On the Development of the Italian Portrait Bust from the Late Fifteenth Century through the Summer of 1632 (lecture)

Date: Sunday, August 17, 2008
Time: 4:00 p.m.
Location: Getty Center, Harold M. Williams Auditorium
Admission: Free. Reservations required.

"Looking at a portrait is like looking in a mirror," German writer Johann Wolfgang von Goethe wrote. "One sees oneself reflected." Irving Lavin, emeritus professor of art history at the Institute for Advanced Study in Princeton, New Jersey, situates Bernini's sculpture in the larger history of bust portraiture. The lecture complements the exhibition Bernini and the Birth of Baroque Portrait Sculpture (on view August 5–October 26 at the Getty Center), which features portraits in marble and bronze by Bernini and his contemporaries.

About Irving Lavin
One of the world's most renowned art historians and the foremost authority on Gian Lorenzo Bernini, Irving Lavin is emeritus professor of art history at the Institute for Advanced Study in Princeton, New Jersey. He has written extensively on the history of art from late antiquity to modern times and is the author of numerous works on Florentine and Roman art and architecture, including Santa Maria del Fiore: The Cathedral of Florence and the Pregnant Virgin; Bernini and the Crossing of Saint Peter's; Bernini, the Savior, and the "Good Death" in Seventeenth-Century Rome; and Bernini and the Unity of the Visual Arts.

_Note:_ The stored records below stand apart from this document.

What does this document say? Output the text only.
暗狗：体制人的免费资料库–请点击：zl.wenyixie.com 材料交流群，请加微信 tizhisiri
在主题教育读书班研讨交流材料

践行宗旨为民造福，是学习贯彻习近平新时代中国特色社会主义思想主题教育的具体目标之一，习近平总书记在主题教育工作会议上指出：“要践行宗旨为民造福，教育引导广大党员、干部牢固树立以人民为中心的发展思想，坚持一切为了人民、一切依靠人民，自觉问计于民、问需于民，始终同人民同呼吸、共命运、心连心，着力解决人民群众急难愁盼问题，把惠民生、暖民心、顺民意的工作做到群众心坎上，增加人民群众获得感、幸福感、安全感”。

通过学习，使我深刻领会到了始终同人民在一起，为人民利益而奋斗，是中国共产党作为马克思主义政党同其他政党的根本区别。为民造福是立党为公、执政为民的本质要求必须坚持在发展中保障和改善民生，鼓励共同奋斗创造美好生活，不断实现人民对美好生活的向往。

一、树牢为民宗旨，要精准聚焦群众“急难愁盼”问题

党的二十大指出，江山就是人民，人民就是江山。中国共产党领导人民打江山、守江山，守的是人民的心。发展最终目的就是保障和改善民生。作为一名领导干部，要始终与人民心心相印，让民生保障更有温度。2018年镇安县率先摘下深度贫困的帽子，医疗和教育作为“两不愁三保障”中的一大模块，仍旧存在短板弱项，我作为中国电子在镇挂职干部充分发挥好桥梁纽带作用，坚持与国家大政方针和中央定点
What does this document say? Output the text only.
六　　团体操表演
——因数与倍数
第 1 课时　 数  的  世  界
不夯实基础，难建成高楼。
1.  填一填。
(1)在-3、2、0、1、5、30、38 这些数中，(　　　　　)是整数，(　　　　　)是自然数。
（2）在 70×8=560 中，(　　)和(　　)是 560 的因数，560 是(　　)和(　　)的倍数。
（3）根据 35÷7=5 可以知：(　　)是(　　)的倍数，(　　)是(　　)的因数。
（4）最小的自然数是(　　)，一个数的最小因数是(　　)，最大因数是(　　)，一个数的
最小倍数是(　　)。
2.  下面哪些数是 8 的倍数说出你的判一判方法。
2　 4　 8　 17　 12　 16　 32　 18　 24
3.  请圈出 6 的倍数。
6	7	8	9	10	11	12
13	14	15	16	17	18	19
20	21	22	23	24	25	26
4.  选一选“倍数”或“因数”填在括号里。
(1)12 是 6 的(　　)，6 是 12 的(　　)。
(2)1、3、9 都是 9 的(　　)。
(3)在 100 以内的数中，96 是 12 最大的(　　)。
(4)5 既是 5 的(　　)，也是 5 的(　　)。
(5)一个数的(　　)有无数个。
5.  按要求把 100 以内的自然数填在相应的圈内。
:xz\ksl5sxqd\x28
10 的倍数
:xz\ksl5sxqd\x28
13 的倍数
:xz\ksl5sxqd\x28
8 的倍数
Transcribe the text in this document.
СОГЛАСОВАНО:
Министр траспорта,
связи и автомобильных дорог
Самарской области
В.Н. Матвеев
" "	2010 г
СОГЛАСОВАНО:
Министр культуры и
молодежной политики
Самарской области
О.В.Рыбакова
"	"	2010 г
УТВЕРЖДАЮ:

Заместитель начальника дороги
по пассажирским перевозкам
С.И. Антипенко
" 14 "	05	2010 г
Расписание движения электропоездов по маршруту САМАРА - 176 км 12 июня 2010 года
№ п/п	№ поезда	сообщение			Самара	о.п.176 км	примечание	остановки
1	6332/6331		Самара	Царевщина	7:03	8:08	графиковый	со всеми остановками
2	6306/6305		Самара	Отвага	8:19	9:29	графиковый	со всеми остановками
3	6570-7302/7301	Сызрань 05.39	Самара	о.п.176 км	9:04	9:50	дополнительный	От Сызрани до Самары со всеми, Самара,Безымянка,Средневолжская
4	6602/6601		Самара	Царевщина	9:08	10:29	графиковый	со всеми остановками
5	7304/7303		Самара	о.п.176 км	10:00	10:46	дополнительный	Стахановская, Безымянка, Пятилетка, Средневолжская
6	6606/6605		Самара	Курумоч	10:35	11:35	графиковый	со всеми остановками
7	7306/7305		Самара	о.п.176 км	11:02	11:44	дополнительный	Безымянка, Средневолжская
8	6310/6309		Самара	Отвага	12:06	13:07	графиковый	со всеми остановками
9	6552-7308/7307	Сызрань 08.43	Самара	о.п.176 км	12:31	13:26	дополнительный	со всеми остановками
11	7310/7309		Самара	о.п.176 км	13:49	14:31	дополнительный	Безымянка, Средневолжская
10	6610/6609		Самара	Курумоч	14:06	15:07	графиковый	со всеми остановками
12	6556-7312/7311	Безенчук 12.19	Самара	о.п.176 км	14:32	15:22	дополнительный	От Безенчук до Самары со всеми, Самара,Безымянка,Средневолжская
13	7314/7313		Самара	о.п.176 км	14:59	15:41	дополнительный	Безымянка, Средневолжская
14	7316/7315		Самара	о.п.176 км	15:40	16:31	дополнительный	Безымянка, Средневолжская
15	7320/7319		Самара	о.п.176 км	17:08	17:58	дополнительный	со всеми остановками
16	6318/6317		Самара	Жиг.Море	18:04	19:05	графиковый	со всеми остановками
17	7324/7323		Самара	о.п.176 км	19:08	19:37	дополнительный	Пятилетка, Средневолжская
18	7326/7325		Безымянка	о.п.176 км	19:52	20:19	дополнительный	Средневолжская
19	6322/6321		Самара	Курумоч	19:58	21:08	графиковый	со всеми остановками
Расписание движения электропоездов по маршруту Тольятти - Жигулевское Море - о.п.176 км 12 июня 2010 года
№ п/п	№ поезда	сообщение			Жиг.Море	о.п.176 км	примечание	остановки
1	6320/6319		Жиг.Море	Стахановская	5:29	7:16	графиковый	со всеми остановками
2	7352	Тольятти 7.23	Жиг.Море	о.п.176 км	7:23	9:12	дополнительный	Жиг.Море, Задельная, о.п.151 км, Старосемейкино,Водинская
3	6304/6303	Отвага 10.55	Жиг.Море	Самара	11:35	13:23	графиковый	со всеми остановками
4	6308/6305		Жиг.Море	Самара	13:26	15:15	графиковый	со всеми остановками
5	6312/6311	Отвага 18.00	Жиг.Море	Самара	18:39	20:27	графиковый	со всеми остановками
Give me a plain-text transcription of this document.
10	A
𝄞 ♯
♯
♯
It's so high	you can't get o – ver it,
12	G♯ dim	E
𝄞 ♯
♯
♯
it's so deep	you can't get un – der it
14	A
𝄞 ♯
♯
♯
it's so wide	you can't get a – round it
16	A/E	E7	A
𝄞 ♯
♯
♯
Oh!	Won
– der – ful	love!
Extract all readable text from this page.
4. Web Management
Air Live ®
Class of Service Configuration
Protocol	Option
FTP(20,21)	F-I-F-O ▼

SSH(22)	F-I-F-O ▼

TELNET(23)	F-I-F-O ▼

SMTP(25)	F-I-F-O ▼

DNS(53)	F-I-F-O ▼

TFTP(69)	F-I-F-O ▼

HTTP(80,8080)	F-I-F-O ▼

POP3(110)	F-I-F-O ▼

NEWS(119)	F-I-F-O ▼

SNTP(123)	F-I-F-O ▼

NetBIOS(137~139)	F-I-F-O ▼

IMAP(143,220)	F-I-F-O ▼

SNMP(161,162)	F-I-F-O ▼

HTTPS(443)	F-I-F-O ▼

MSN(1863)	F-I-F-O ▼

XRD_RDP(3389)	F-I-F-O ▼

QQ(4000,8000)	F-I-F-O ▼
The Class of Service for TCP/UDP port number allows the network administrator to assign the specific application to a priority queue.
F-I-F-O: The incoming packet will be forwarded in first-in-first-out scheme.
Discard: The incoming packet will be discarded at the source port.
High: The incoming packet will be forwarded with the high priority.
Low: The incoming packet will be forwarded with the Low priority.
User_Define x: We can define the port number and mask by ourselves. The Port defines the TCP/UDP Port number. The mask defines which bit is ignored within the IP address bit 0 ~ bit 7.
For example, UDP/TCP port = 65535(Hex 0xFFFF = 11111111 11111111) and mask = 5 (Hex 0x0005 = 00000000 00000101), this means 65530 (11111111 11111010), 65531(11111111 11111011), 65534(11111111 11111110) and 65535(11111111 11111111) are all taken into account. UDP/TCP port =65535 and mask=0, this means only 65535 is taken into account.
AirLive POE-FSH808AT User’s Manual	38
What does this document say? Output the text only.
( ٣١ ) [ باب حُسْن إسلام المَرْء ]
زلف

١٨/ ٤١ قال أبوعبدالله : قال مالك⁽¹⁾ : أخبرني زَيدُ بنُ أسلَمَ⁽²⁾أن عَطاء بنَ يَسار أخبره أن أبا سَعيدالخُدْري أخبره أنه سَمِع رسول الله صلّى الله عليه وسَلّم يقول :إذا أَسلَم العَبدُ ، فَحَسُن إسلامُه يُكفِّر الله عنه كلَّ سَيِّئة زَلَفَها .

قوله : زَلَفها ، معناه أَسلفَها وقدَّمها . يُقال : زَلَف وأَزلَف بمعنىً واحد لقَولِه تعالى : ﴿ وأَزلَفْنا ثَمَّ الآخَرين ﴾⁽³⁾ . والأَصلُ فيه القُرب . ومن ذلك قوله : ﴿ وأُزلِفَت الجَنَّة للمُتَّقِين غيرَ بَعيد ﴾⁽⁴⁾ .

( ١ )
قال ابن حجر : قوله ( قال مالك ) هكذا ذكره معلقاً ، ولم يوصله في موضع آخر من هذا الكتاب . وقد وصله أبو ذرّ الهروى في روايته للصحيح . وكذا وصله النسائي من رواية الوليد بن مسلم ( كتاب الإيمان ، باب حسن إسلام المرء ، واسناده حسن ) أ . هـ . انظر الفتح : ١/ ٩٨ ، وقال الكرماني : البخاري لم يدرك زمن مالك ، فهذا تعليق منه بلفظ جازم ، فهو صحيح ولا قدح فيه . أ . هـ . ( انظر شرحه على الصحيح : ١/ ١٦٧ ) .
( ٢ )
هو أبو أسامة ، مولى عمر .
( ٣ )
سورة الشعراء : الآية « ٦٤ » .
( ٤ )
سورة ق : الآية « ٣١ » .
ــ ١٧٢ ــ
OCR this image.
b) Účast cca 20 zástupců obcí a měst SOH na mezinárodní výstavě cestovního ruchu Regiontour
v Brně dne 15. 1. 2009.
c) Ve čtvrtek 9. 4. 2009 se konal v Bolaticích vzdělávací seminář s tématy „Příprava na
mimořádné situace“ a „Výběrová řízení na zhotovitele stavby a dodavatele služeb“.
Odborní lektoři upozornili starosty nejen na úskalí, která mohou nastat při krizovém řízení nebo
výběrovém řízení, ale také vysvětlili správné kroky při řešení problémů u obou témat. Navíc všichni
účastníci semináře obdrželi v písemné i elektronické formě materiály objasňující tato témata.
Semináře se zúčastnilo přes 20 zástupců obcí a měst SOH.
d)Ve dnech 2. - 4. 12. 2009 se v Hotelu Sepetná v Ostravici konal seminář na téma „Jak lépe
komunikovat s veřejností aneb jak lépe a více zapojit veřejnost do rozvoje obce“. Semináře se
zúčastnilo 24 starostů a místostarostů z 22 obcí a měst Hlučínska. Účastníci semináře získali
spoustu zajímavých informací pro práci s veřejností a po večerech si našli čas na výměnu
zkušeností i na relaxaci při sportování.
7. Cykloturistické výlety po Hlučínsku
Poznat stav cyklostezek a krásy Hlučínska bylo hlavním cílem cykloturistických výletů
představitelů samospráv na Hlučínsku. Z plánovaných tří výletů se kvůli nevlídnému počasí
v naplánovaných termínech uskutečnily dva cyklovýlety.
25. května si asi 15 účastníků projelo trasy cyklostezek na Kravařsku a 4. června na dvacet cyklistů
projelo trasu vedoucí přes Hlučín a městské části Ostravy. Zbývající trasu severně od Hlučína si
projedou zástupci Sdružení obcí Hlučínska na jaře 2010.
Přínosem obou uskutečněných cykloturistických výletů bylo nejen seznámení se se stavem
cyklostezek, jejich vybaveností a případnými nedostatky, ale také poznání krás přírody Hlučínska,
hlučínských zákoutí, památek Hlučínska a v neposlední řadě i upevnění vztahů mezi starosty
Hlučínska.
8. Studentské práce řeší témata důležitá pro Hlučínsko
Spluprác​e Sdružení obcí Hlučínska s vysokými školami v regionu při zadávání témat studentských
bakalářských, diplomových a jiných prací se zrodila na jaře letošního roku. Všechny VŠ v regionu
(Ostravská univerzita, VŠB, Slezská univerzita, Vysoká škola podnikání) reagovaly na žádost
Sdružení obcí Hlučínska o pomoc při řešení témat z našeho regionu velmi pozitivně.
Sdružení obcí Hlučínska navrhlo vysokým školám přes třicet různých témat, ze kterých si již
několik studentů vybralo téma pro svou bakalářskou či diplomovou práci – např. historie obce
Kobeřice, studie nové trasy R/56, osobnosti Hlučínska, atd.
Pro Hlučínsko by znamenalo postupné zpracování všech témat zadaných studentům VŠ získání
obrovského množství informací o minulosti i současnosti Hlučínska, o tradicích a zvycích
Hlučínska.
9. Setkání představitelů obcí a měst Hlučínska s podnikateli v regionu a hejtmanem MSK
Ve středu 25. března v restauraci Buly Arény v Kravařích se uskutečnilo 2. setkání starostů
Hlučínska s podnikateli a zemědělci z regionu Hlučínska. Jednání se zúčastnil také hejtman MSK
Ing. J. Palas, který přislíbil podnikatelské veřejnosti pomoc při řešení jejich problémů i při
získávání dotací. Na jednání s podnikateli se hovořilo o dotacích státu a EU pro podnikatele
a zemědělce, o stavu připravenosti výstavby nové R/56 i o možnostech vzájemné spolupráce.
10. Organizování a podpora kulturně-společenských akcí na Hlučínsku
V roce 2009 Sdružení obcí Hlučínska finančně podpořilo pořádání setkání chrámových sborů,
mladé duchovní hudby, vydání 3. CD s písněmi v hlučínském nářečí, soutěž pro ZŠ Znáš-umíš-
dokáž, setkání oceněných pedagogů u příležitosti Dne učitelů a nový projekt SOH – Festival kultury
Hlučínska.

About Gian Lorenzo Bernini
In the 1600s, Italian sculptor Gian Lorenzo Bernini and his contemporaries transformed the portrait bust into a groundbreaking art form. Known in his time as the "new Michelangelo," Bernini was a master at creating immediate, informal, and lifelike portraits, many of which are featured in the major exhibition Bernini and the Birth of Baroque Portrait Sculpture. Bernini and his contemporaries invented a new language of portraiture that masterfully depicted sitters' individualized character and vitality.